В одну из бомбежек Вики решила воспользоваться тем, что они с Жаклин соседи по камере, и пополнить ее тюремное образование: «Я тебя научу азбуке Морзе; завтра начнем с алфавита».
Назавтра состоялся первый урок. Шпилькой для волос Жаклин нацарапала на стене все буквы азбуки Морзе и потом в течение двух суток старалась их вызубрить. На третий день она уже могла начать переговариваться с Вики через стенку. Временами ошибалась, все путала и сбивалась. Вики смеялась и терпеливо начинала повторять все сначала. Труднее было общаться с Софкой. Вики была встревожена ее состоянием и боялась, что Софка пала духом. Для поддержания его, она изловчилась посылать Софке сообщения по азбуке Морзе, отбивая буквы кончиком пальца на своей ладони. Софка научилась на расстоянии улавливать морзянку глазом.
Вики не упускала ни одного случая, чтобы не подбодрить Жаклин и Софку. Всякий раз, когда они виделись в коридоре, она встречала их улыбкой, стараясь вселить в них своим примером уверенность и спокойствие.

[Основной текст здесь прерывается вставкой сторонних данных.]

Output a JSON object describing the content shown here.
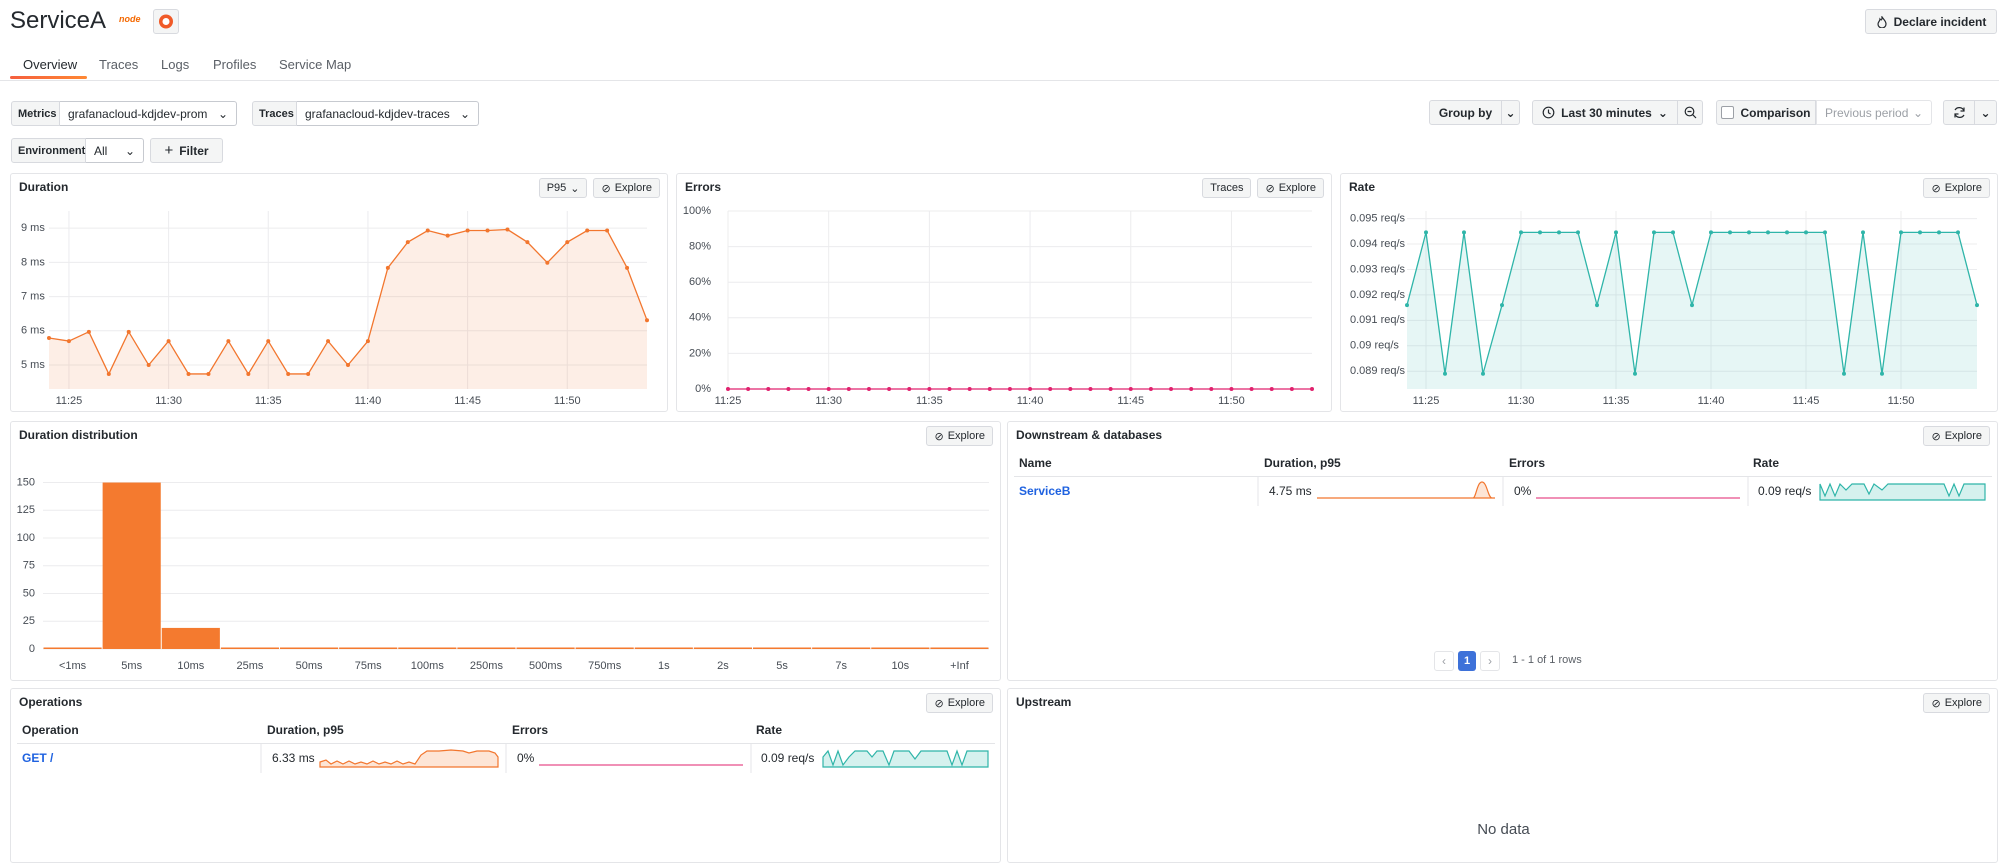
{
  "header": {
    "title": "ServiceA",
    "badge": "node",
    "declare": "Declare incident"
  },
  "tabs": [
    "Overview",
    "Traces",
    "Logs",
    "Profiles",
    "Service Map"
  ],
  "filters": {
    "metrics_label": "Metrics",
    "metrics_value": "grafanacloud-kdjdev-prom",
    "traces_label": "Traces",
    "traces_value": "grafanacloud-kdjdev-traces",
    "environment_label": "Environment",
    "environment_value": "All",
    "filter": "Filter",
    "group_by": "Group by",
    "time_range": "Last 30 minutes",
    "comparison": "Comparison",
    "comparison_period": "Previous period"
  },
  "panels": {
    "duration": {
      "title": "Duration",
      "select": "P95",
      "explore": "Explore",
      "chart_data": {
        "type": "line",
        "color": "#f2762e",
        "fill": true,
        "grid": true,
        "categories": [
          null,
          "11:25",
          null,
          null,
          null,
          null,
          "11:30",
          null,
          null,
          null,
          null,
          "11:35",
          null,
          null,
          null,
          null,
          "11:40",
          null,
          null,
          null,
          null,
          "11:45",
          null,
          null,
          null,
          null,
          "11:50",
          null,
          null,
          null,
          null
        ],
        "values": [
          5.79,
          5.7,
          5.97,
          4.74,
          5.97,
          5.0,
          5.7,
          4.74,
          4.74,
          5.7,
          4.74,
          5.7,
          4.74,
          4.74,
          5.7,
          5.0,
          5.7,
          7.84,
          8.59,
          8.93,
          8.78,
          8.93,
          8.93,
          8.96,
          8.59,
          7.99,
          8.59,
          8.93,
          8.93,
          7.84,
          6.31
        ],
        "ylim": [
          4.3,
          9.5
        ],
        "yticks": [
          {
            "value": 5,
            "label": "5 ms"
          },
          {
            "value": 6,
            "label": "6 ms"
          },
          {
            "value": 7,
            "label": "7 ms"
          },
          {
            "value": 8,
            "label": "8 ms"
          },
          {
            "value": 9,
            "label": "9 ms"
          }
        ]
      }
    },
    "errors": {
      "title": "Errors",
      "traces": "Traces",
      "explore": "Explore",
      "chart_data": {
        "type": "line",
        "color": "#e0226e",
        "fill": false,
        "grid": true,
        "categories": [
          "11:25",
          null,
          null,
          null,
          null,
          "11:30",
          null,
          null,
          null,
          null,
          "11:35",
          null,
          null,
          null,
          null,
          "11:40",
          null,
          null,
          null,
          null,
          "11:45",
          null,
          null,
          null,
          null,
          "11:50",
          null,
          null,
          null,
          null
        ],
        "values": [
          0,
          0,
          0,
          0,
          0,
          0,
          0,
          0,
          0,
          0,
          0,
          0,
          0,
          0,
          0,
          0,
          0,
          0,
          0,
          0,
          0,
          0,
          0,
          0,
          0,
          0,
          0,
          0,
          0,
          0
        ],
        "ylim": [
          0,
          100
        ],
        "yticks": [
          {
            "value": 0,
            "label": "0%"
          },
          {
            "value": 20,
            "label": "20%"
          },
          {
            "value": 40,
            "label": "40%"
          },
          {
            "value": 60,
            "label": "60%"
          },
          {
            "value": 80,
            "label": "80%"
          },
          {
            "value": 100,
            "label": "100%"
          }
        ]
      }
    },
    "rate": {
      "title": "Rate",
      "explore": "Explore",
      "chart_data": {
        "type": "line",
        "color": "#2fb5a9",
        "fill": true,
        "grid": true,
        "categories": [
          null,
          "11:25",
          null,
          null,
          null,
          null,
          "11:30",
          null,
          null,
          null,
          null,
          "11:35",
          null,
          null,
          null,
          null,
          "11:40",
          null,
          null,
          null,
          null,
          "11:45",
          null,
          null,
          null,
          null,
          "11:50",
          null,
          null,
          null,
          null
        ],
        "values": [
          0.0916,
          0.09446,
          0.0889,
          0.09446,
          0.0889,
          0.0916,
          0.09446,
          0.09446,
          0.09446,
          0.09446,
          0.0916,
          0.09446,
          0.0889,
          0.09446,
          0.09446,
          0.0916,
          0.09446,
          0.09446,
          0.09446,
          0.09446,
          0.09446,
          0.09446,
          0.09446,
          0.0889,
          0.09446,
          0.0889,
          0.09446,
          0.09446,
          0.09446,
          0.09446,
          0.0916
        ],
        "ylim": [
          0.0883,
          0.0953
        ],
        "yticks": [
          {
            "value": 0.089,
            "label": "0.089 req/s"
          },
          {
            "value": 0.09,
            "label": "0.09 req/s"
          },
          {
            "value": 0.091,
            "label": "0.091 req/s"
          },
          {
            "value": 0.092,
            "label": "0.092 req/s"
          },
          {
            "value": 0.093,
            "label": "0.093 req/s"
          },
          {
            "value": 0.094,
            "label": "0.094 req/s"
          },
          {
            "value": 0.095,
            "label": "0.095 req/s"
          }
        ]
      }
    },
    "distribution": {
      "title": "Duration distribution",
      "explore": "Explore",
      "chart_data": {
        "type": "bar",
        "color": "#f47a2f",
        "grid": true,
        "categories": [
          "<1ms",
          "5ms",
          "10ms",
          "25ms",
          "50ms",
          "75ms",
          "100ms",
          "250ms",
          "500ms",
          "750ms",
          "1s",
          "2s",
          "5s",
          "7s",
          "10s",
          "+Inf"
        ],
        "values": [
          0,
          150,
          19,
          0,
          0,
          0,
          0,
          0,
          0,
          0,
          0,
          0,
          0,
          0,
          0,
          0
        ],
        "ylim": [
          0,
          164
        ],
        "yticks": [
          0,
          25,
          50,
          75,
          100,
          125,
          150
        ]
      }
    },
    "downstream": {
      "title": "Downstream & databases",
      "explore": "Explore",
      "table": {
        "columns": [
          "Name",
          "Duration, p95",
          "Errors",
          "Rate"
        ],
        "rows": [
          [
            "ServiceB",
            "4.75 ms",
            "0%",
            "0.09 req/s"
          ]
        ]
      },
      "page": "1",
      "summary": "1 - 1 of 1 rows"
    },
    "operations": {
      "title": "Operations",
      "explore": "Explore",
      "table": {
        "columns": [
          "Operation",
          "Duration, p95",
          "Errors",
          "Rate"
        ],
        "rows": [
          [
            "GET /",
            "6.33 ms",
            "0%",
            "0.09 req/s"
          ]
        ]
      }
    },
    "upstream": {
      "title": "Upstream",
      "explore": "Explore",
      "empty": "No data"
    }
  }
}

Жаклин немало размышляла над характером Вики:
«Она обладала некоторыми чисто русскими свойствами: легкостью, с которой Вики все схватывала на лету, страстью к книгам, благодаря которой она заглатывала все вперемешку, хорошее с плохим; она любила общество, танцы, удовольствия; была очень проницательна и всегда готова принять от жизни все, что жизнь ей дает. До войны можно было подумать, что Вики всего лишь умная и пылкая молодая женщина, обожавшая жизнь. Потребовалось падение Франции, которую она так любила, чтобы в этой богатой и великодушной натуре внезапно выкристаллизовались все ее удивительные качества. С этого момента у нее не было сомнений в сделанном ею выборе; она не отклонялась от своего пути, не отступала перед препятствиями, раскаивалась при поражении. У нее не было ни моего скептицизма, ни Софкиного христианского смирения; ни уверенности гордых, полагающихся на свою счастливую звезду, ни слабых, молящих защиты у Бога. Если Вики обращалась к Господу, это было не за тем, чтобы что-то у Него для себя просить.

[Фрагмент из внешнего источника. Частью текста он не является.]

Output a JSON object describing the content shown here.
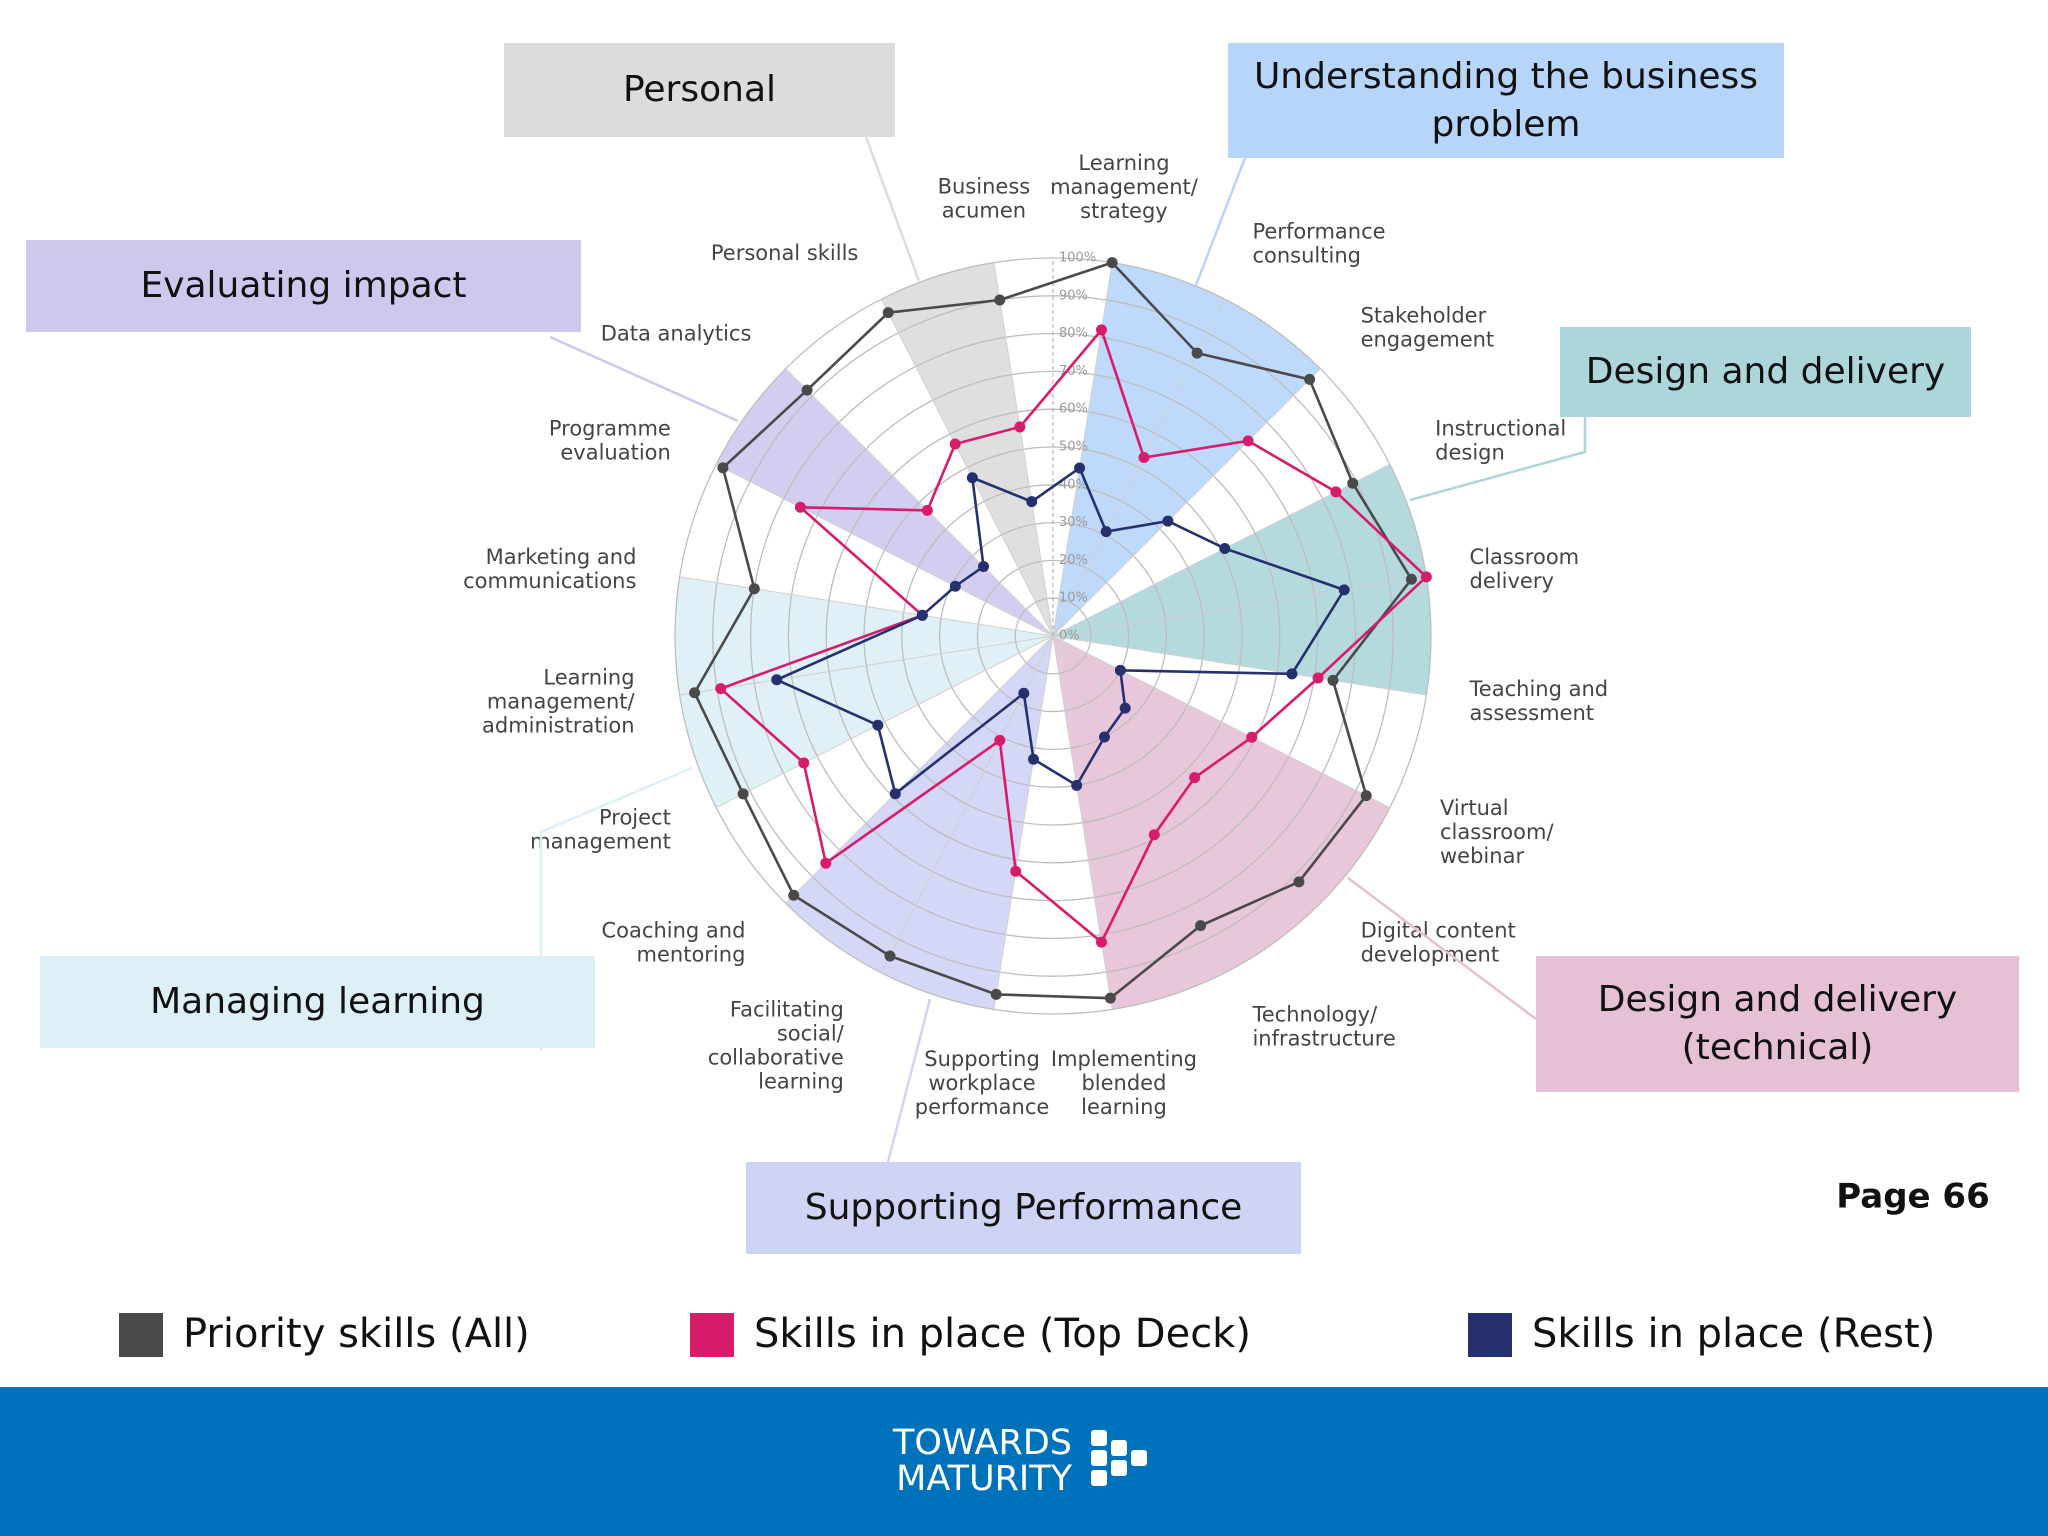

Наблюдая за ней, я получила подтверждение тому, что инстинктивно почувствовала еще будучи в тюрьме Фрэн, а именно, что мужество — это сложная вещь, нечто вроде тонких духов, добытых из разных субстанций, в том числе и даже не самых благовонных. Чудо в синтезе. В случае Вики, ни одно из ее главных качеств не пропало даром: страстность ее натуры вылилась плодотворной энергией; отзывчивость души полностью сказалась в тюрьме, этом наивысшем из всех испытаний, где по-настоящему познается человек. Викина любовь к веселью давала нам минуты разрядки, позволявшие потом вновь собраться с силами. Свойственный ей юмор, которым она раньше блистала в оживленных спорах, вместо того, чтобы под тяжестью несчастий исчезнуть, наоборот проявился с новой силой в ее способности находить смешное даже в самых тяжелых ситуациях. Например, она смеясь объявила Софке о том, что на них напялят наручники, как будто это была забавная шутка. Софка даже немного обиделась».

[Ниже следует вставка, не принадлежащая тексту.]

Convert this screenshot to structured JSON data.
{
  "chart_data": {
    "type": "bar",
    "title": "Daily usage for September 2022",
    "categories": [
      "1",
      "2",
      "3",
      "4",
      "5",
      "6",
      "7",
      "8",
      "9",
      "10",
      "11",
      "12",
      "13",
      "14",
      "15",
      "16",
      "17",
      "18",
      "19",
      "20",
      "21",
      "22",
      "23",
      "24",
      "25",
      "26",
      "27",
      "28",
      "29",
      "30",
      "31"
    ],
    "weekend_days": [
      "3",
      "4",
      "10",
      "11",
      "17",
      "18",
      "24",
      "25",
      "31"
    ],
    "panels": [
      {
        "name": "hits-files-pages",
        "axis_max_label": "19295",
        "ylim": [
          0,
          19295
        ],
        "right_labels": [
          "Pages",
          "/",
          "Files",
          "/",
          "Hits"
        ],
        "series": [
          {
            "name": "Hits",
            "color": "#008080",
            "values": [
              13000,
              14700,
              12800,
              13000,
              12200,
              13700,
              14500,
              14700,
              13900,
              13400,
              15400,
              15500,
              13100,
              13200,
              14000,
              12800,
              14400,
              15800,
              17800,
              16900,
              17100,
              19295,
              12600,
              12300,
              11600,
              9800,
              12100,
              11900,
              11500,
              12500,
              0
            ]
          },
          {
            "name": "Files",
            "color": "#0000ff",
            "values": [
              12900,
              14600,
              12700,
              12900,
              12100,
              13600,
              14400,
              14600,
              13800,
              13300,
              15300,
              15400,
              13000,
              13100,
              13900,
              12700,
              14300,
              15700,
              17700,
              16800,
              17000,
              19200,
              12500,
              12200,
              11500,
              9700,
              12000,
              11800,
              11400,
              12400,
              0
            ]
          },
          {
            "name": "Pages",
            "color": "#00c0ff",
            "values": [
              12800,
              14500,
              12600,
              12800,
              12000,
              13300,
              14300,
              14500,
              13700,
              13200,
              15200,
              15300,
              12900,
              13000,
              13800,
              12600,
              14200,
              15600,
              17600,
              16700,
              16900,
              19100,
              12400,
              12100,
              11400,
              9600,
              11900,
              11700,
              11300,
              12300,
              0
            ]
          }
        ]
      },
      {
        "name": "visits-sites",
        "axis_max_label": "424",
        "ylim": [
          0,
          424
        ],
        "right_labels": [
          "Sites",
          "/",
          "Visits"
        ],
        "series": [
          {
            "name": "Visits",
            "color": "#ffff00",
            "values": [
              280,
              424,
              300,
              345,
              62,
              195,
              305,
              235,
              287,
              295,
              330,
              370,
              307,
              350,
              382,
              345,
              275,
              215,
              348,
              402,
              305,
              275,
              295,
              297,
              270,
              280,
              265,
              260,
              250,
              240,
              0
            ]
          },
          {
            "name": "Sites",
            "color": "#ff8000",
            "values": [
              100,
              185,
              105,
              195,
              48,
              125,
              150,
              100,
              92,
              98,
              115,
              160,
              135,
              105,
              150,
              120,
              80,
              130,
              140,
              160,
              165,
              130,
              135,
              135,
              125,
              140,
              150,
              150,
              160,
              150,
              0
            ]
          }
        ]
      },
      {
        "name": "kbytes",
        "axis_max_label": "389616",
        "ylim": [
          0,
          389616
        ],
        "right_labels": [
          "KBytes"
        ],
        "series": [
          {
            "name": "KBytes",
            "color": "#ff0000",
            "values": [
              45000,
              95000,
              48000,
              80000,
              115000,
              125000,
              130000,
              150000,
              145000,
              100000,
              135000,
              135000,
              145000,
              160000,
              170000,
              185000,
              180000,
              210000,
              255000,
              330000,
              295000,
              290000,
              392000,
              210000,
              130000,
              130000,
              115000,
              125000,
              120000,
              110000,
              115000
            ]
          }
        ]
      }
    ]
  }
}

Прогулка, как и в старой тюрьме, происходила во дворе. Заключенных выстраивали по кругу и заставляли ходить в нескольких шагах друг от друга. Около кухни проходили мимо кучи угля и запахов съестного, старались догадаться, какой будет паек:
— Пахнет горохом. Хоть бы дали сегодня гороховый суп...
К тому времени они уже сильно начали страдать от голода. По сравнению с репой на воде гороховый суп был лакомством, он хоть на пару часов давал передышку от голода.
Затем проходили мимо некоего подобия склада, где гнили кочаны капусты и картошка. Оттуда вытекала зловонная жижа, в которую приходилось ступать казенными деревянными сандалиями. Потом шли вдоль здания, где находились их камеры, потом опять мимо кучи угля и так далее.
Кончался июль. Стояла сильная жара. Тюрьма была современная: все ее камеры выходили на открытый коридор, нависавший над такими же открытыми коридорами нижних ярусов. Был слышен каждый звук, сверху донизу. Дисциплина была строгая. Тут не было ничего от патриархального духа Моабита. Надзирательницы приветствовали по утрам друг друга словами: «Heil Hitler!» и вытягивали руку в салюте. Надевать и снимать ручные кандалы было обязанностью надзирательницы особого ранга, не испытывавшей к заключенным ни малейшей симпатии; она могла так туго затянуть цепи, что их звенья впивались в запястья. Потом цепи сменили на обручи, стало немного легче. На немок надевали особые наручники, они были гибкие и позволяли им вязать или исполнять другие работы, выпадавшие на долю заключенных. Иностранкам работать не давали, им приходилось сидеть на деревянной табуретке, сложа скованные руки. В книгах тоже было отказано под предлогом, что, якобы, во время бомбежек сгорели именно французские книги. Но когда они спрашивали немецкие книги, ответ был тоже отрицательный. Жаклин Рамей рисует такую картину тюремного регламента:
«В шесть утра — побудка. Совершенно беспомощная, с завязанными руками, сижу на моем набитом сеном матраце и дожидаюсь, чтобы моя сокамерница кончила совершать свой утренний туалет. Надсмотрщица является в семь часов и объявляет: “Гутенморген”. Мы должны приветствовать ее стоя и отвечать “гутенморген”. Я докладываю: “995 (арестантский номер). Zwei Gefangene. Eine T. K.” — “Две заключенные. Одна Т. К. (Приговоренная к смерти)”. Мне снимают кандалы. Я делаю упражнения; вытягиваю руки, вращаю кисти, чтобы их размять. Снимаю с койки сенник, складываю одеяло, откидываю к стене металлическую раму постели. Возвращается надзирательница. Снова кандалы. Кофе-эрзац и черствый черный хлеб, Стучу в стенку и говорю “добрый день” Вики. Утро началось. Бесконечное.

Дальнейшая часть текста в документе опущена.